Kyrie eleison is the common name of an important prayer in the Christian liturgy, also called "Lord, have mercy": Kyrie is the vocative case of the Greek noun κύριος (kyrios: "Lord") and means "O Lord!", while that Eleison, in Greek ἐλέησον, is an aorist imperative of the verb ἐλεέω "to feel sorry for." Its origin is very ancient, even pre-Christian.
The Kyrie eleison invocation was already known in Christian antiquity. Kyrios refers to God. In the Psalms (6,3; 40,5.11) and Prophets (Is 33,2; Bar 3,2) we find this same invocation. Through it, honor, homage and recognition were paid to him who was powerful.1
Later Kyrie eleison is an expression constantly used in all Christian liturgies. Flavius Arrian quotes it in the 2nd century: "Invoking God we say Kyrie eleison" (Diatribae Epicteri, II, 7).
Duration: 43 seconds.0:43
Kyrie eleison (Gregorian chant)
The Kyrie eleison is one of the oldest songs of Gregorian chant (this is deduced from its Greek text). It has a triple exclamation structure:
to. Kyrie eleison.
b. Christe eleison.
to. Kyrie eleison.
It is part of the ordinary or common part of the mass, that is, the part that is present in almost all masses of the year. The litany of saints begins with this invocation.
Neither the Apostolic Fathers nor the apologists mention the kyrie eleison. The first sure example of its use in the liturgy is in the eighth book of the "Apostolic Constitutions." Here is the response of the people to the various Synaptai (litanies) sung by the deacon (Brightman, "Eastern Liturgies", pp. 4 and 5; cf. "Const. Ap.", VIII, VI, 4). This remains its normal use in Eastern rites. The deacon sings several clauses of a litany, to each of which the people respond, kirie eleison. Of the Greek Fathers of the 4th century, Eusebius, Saint Athanasius, Basil, Saint Cyril of Jerusalem and the two Gregorys (Nazianzus and Nyssa), none mention her. But it appears often in Saint John Chrysostom.
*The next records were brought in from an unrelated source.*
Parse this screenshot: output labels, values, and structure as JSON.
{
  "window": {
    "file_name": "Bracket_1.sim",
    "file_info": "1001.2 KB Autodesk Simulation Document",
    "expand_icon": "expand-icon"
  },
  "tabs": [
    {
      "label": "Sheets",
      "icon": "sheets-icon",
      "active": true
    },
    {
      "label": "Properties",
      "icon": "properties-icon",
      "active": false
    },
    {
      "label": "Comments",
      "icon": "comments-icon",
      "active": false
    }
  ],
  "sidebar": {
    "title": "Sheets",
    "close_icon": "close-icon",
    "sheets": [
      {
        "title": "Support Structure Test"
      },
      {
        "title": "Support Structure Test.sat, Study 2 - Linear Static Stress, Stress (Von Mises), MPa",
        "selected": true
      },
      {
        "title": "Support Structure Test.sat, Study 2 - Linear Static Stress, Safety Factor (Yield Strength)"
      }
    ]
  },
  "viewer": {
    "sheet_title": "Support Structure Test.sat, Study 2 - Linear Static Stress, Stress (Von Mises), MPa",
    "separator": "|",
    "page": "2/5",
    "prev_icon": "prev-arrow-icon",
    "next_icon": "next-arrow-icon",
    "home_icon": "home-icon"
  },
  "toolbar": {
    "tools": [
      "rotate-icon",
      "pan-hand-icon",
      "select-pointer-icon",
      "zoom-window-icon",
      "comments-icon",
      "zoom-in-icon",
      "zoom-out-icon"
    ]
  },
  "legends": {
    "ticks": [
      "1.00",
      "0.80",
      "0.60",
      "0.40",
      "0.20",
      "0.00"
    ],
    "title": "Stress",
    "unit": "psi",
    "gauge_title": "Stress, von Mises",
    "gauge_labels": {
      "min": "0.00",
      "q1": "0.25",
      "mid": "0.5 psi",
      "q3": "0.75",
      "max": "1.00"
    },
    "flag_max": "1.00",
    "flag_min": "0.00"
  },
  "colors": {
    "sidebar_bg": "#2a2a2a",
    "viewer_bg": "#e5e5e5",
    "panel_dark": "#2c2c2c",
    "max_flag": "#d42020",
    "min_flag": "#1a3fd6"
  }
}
Its inclusion in the Roman Mass has been much discussed. It is true that the liturgy in Rome was at one time said in Greek (apparently until the end of the second century). It's tempting to consider our Kyrie Eleison a surviving fragment from that era. However, that does not seem to be the case. Rather the form was borrowed from the East and introduced into the Latin Mass later. The oldest Latin Fathers, Tertullian, Cyprian, etc., do not mention it. Etheria (Silvia) heard it sung in Jerusalem in the 4th century. It is evidently a strange form for her, and she translates it: "As the deacon says the names of various people (the intercession) a group of boys remain standing and always respond, kirie eleison, as if we were saying, Miserere Domine." (ed. Heraeus, Heidelberg, 1908, XXIV, 5, p. 29).